Physical Therapy for a Groin Strain

We’ve helped numerous patients in Boulder, Golden, Westminster and nearby areas with physical therapy for a groin strain, a tearing injury to the adductor muscles of the hip.

What’s a Groin Strain?

There are 5 muscles (adductor brevis, adductor longus, adductor magnus, gracilis and pectineus) that attach in the groin and also on the inner aspect of the long bone of the thigh (femur). These muscles may be injured when they are in a stretched position and then are forced to contract suddenly. For example, the muscles can be injured by starting to slightly slip out of control toward a “splits” position and reflexively protecting the leg from spreading during the slip. A misstep can occur in running. The muscles can simply be overstretched in an injury situation or the injury can be caused from improper over-stretching techniques. Physical therapy for a groin strain can help.

Need Physical Therapy for a Groin Strain?

Contact our office nearest to you – Boulder, Golden or Westminster.

Symptoms of a Groin Sprain

Pain in the injured muscle, pain with using the muscle by bringing the leg inward (soccer kick motion), stretching the leg out to the side hurts, and standing on the injured leg hurts. There may be swelling in the groin and a feeling of weakness in the muscle. Groin strains are graded one, two and three and are based on severity of trauma to the muscle and tendon fibers.

  • In a grade one strain the symptoms may not be present until after the activity is completed. The feeling may be tightness with a slight feeling of pain with contraction or stretching of the muscles. A grade one strain will heal rapidly if it is not reinjured during its healing phase.
  • A grade two groin strain is characterized by immediate onset of pain at the time of injury. Pain is present with walking. It is sore to stretch and to contract the muscle. It usually is sore to touch. Sometimes a bruise will appear below the injury site after a few days. This bruise is due to bleeding of the muscle tissues. A grade two strain can take two to six weeks to heal if treated properly.
  • A grade three strain is luckily a rare occurrence in the groin. This involves a complete rupture of the muscle fibers. There is a stabbing or burning pain at the time of injury. The person is unable to walk without severe pain. A bruise generally appears after a few days. Grade three strains can take two months of healing and then an additional 2 to 3 months of rehabilitation.

Treatment of All Groin Strains

After suffering a strain, managing it should immediately include rest, ice, compression and elevation. Over the counter anti-inflammatory may be taken to reduce swelling and ease pain. Compression shorts or a bandage wrap are often helpful. If walking hurts, it is wise to use crutches for a day or more. Ice should be used for the first 5 days for 20 minutes out of every two hours in order to limit bleeding and reduce swelling in the muscle tissue.

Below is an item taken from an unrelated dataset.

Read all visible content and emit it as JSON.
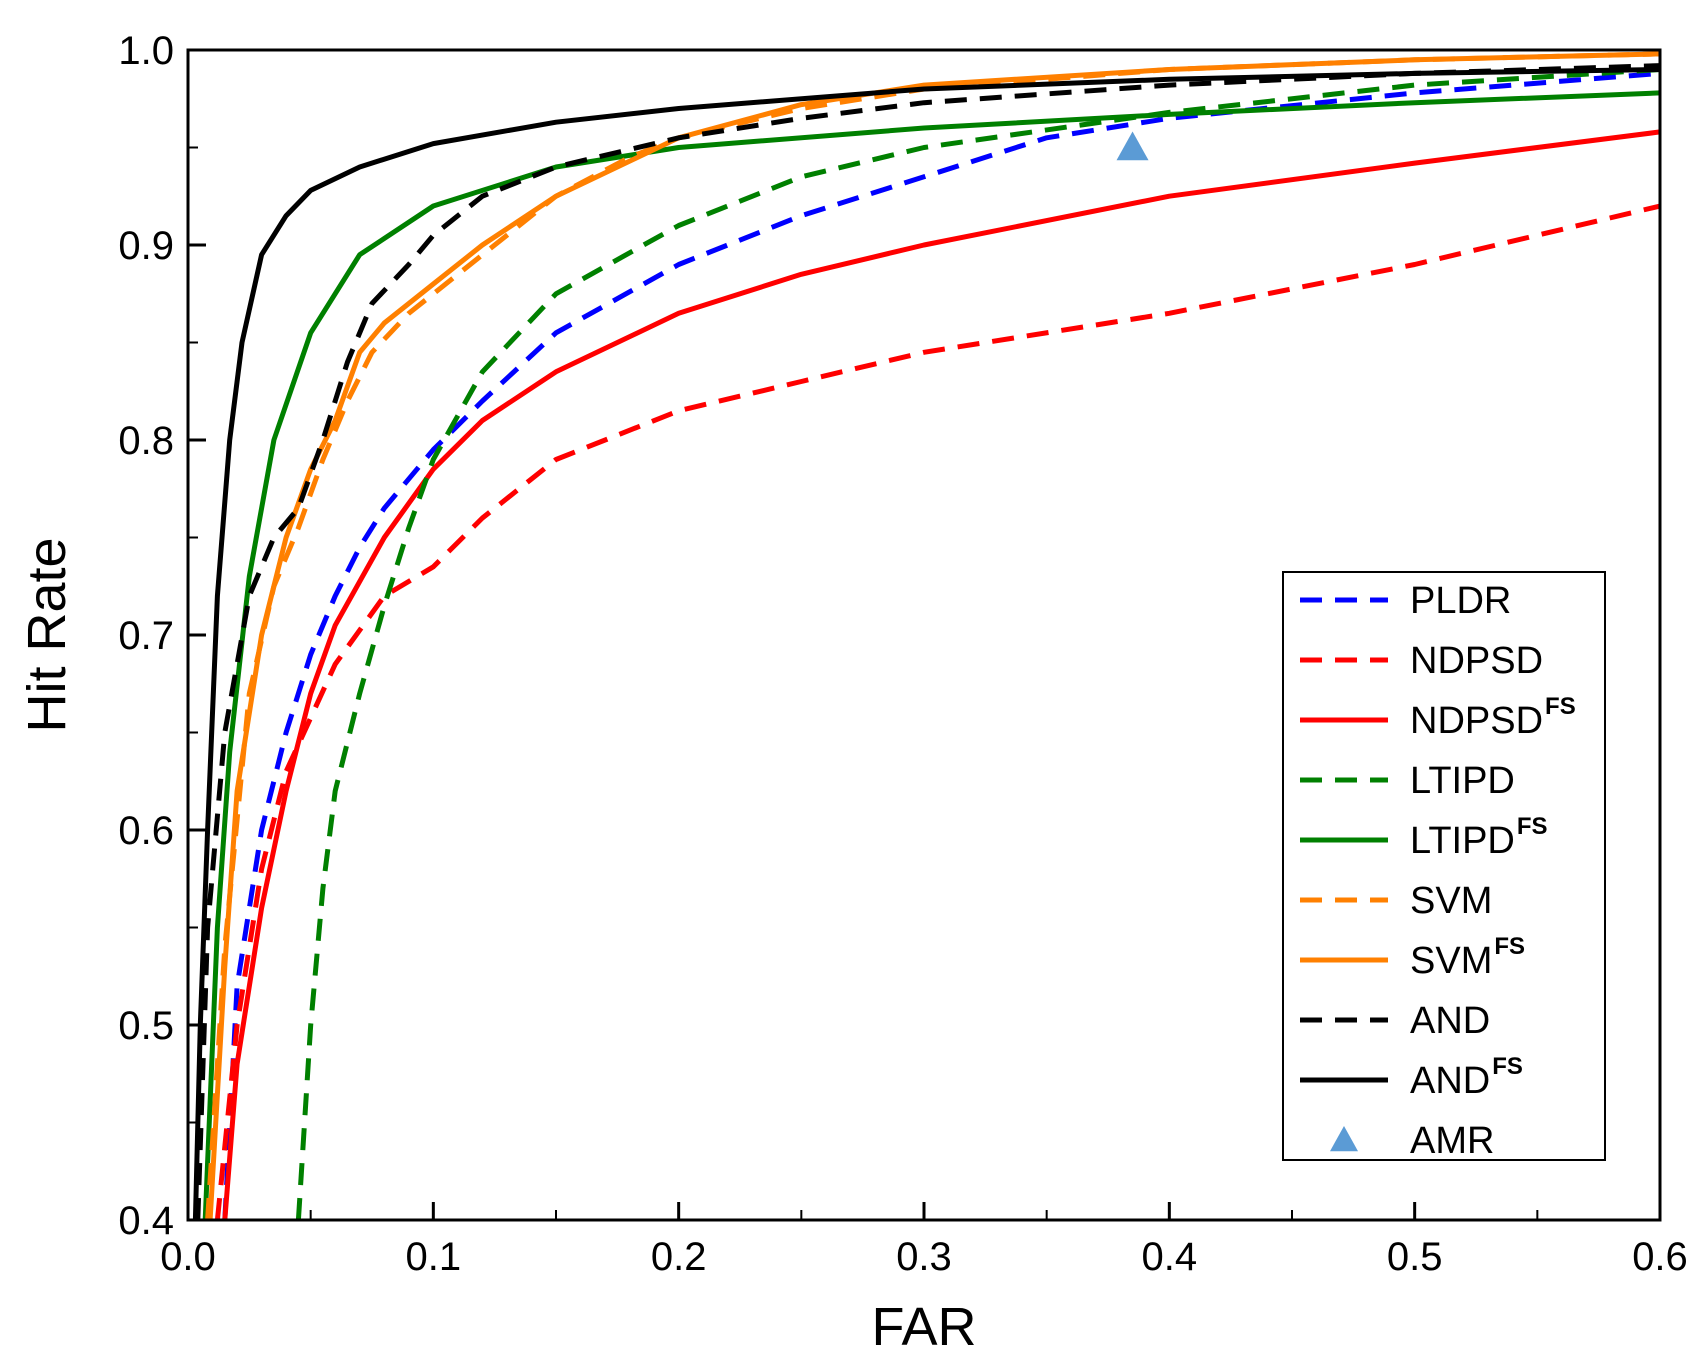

After 5 days of rest, physical therapy for a groin strain is started with gentle and appropriate exercises to restore hip range of motion and strength. Obviously, the more serious the injury the more gentle the early exercise phase. Exercise is used to reform the healing scar tissues so that the healing fiber tears are aligned in the direction of movement.

Gradual return to activities and sports is determined by pain. Pain does not mean that you are going to reinjure the muscle; pain means that you HAVE reinjured the muscle.

During physical therapy for a groin strain the goal is to avoid pain by choosing pain free exercises, by limiting duration of exercise, and by limiting stretching and resistive forces to the healing muscle.

How to Avoid a Groin Strain

The cornerstone of prevention of injury to the groin is warming up to make the muscle more extensible. Exercise will increase the muscle internal temperatures by one or two degrees, which in turn increases muscle extensibility significantly. A good warm up lasts twenty minutes. It begins gently and is full pace at 20 minutes.

Other preventative measures include practicing sport specific activities to improve coordination before competition and to mentally practice the skills involved. For example, kickers need to kick; receivers in football need to run patterns; and hurdlers need to run hurdles. Muscles that are strong AND flexible are thought to be less susceptible to strains. Shoes should be appropriate for the surface. Diet is an important factor in groin injuries. An athlete needs to have a diet high in carbohydrates for the 48 hours prior to the event to provide an adequate supply of energy for muscle contractions. If the muscles become short of fuel, fatigue can set in. Muscle fatigue can be a factor at the time of injury. It is also necessary that fluids be replenished during the game, event or workout.